The IRS Is Probing Coinbase For User Information
Bitcoin is a peer to peer crypto currency that was created anonymously by the Japanese developer who goes by Satoshi Nakamoto. Transactions encrypted using the SHA-2 hashing algorithm. Bitcoins are awarded to miners that keep the network alive with their computing power. China currently dominates the Bitcoin mining market due to the cost efficiency of mining in the country. Although it is used as a currency, many countries treat Bitcoin as a digital asset instead.
The source code of Bitcoin is open source and has lead to development of other similar crypto currencies. Litecoin, Dogecoin, Feathercoin and Clamcoin are examples of alternative crypto currencies that have emerged since the launch of bitcoin.

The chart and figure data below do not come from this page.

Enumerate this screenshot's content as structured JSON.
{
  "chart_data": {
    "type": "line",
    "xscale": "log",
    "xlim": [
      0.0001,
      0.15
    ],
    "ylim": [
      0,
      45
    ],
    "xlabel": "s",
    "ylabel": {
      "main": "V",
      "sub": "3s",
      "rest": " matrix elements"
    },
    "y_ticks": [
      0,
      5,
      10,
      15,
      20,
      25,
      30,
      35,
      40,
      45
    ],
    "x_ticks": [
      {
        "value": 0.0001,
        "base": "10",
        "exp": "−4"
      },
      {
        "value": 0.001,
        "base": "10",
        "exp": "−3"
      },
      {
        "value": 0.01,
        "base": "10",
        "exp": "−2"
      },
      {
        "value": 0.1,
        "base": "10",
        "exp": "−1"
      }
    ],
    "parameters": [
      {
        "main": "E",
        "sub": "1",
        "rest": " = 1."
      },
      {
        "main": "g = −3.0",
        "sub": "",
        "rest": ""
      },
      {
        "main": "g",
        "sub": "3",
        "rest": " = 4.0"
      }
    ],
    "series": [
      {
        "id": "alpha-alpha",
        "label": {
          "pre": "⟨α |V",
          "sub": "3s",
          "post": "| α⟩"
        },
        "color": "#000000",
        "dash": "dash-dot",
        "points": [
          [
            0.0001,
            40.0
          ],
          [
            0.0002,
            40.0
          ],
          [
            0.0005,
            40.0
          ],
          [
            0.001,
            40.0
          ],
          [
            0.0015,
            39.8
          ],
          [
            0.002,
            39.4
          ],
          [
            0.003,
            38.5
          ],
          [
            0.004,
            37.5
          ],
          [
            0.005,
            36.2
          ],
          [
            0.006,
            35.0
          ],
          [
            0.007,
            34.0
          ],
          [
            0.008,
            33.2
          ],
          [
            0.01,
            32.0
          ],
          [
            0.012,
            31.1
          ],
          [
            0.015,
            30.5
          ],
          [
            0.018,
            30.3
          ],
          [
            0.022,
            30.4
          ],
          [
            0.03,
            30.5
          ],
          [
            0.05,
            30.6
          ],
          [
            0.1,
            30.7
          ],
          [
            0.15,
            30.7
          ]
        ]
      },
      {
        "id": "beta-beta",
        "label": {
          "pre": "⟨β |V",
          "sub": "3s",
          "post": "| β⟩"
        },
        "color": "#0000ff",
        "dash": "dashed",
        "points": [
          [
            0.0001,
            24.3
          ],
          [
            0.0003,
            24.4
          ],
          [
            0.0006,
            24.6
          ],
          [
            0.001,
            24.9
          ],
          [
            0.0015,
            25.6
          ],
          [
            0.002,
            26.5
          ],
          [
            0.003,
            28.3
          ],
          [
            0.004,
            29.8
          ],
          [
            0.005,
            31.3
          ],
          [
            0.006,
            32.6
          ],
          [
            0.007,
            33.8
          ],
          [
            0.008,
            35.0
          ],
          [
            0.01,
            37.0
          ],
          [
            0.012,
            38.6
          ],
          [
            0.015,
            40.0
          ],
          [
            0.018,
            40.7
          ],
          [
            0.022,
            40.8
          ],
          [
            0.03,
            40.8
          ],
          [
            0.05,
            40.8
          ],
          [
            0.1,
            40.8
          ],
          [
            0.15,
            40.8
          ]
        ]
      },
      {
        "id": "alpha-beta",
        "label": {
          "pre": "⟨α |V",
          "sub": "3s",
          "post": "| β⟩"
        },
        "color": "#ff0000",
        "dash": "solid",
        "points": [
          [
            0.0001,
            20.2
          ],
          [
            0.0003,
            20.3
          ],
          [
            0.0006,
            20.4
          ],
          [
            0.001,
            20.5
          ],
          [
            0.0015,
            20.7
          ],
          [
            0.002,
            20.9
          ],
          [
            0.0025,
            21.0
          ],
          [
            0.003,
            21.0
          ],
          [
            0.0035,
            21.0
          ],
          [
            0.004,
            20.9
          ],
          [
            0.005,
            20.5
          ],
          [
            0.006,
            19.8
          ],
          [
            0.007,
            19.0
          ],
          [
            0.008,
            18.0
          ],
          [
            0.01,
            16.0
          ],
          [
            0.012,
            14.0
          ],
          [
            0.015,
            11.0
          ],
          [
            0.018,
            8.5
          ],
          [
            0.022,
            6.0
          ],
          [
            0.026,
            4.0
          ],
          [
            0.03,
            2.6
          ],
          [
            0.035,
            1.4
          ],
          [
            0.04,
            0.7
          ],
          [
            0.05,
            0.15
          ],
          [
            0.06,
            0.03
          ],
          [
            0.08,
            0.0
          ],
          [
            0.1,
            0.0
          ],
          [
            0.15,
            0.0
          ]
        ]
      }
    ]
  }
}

The anonymous nature of Bitcoin has attracted shady activities including money laundering, online scams and drug dealing. The online drug marketplace known as The Silk Road is an example of a large criminal enterprise that depended on Bitcoin to conduct business. There are many law abiding Bitcoin enthusiasts in the community but the criminal presence has always been prevalent. Many legitimate businesses use Bitcoin as an alternative payment processor since it cheaper than credit card processing and it is more widely available in third world countries.
The IRS is very much interested in uncovering the identities of many Bitcoin users since it is seen as an easy way to avoid taxes. They are targeting the San Francisco based Bitcoin exchange Coinbase. The company received a John Doe to surrender the identities of Bitcoin purchasers in their database. The IRS is primarily searching for the identities of Bitcoin purchasers that do not have any tax information on file with them.
If done correctly, it is possible for a user to use Bitcoin without leaving a paper trail. This would involve methods like buying Bitcoin with cash, online bartering, mining from home or working under the table for Bitcoin. It is obviously not very convenient to exchange Bitcoin using these methods so exchanges like Coinbase serves the majority of users.
Coinbase is currently fighting this intrusive request of information. The company usually complies with criminal investigations, but they believe this broad request of information is a gross infringement of the users’ privacy. There will be many names uncovered in such a request of mostly law abiding citizens. It is currently up to the US Magistrate Judge Jacqueline Scott Corley of San Francisco to determine if Coinbase is legally required to give up the information.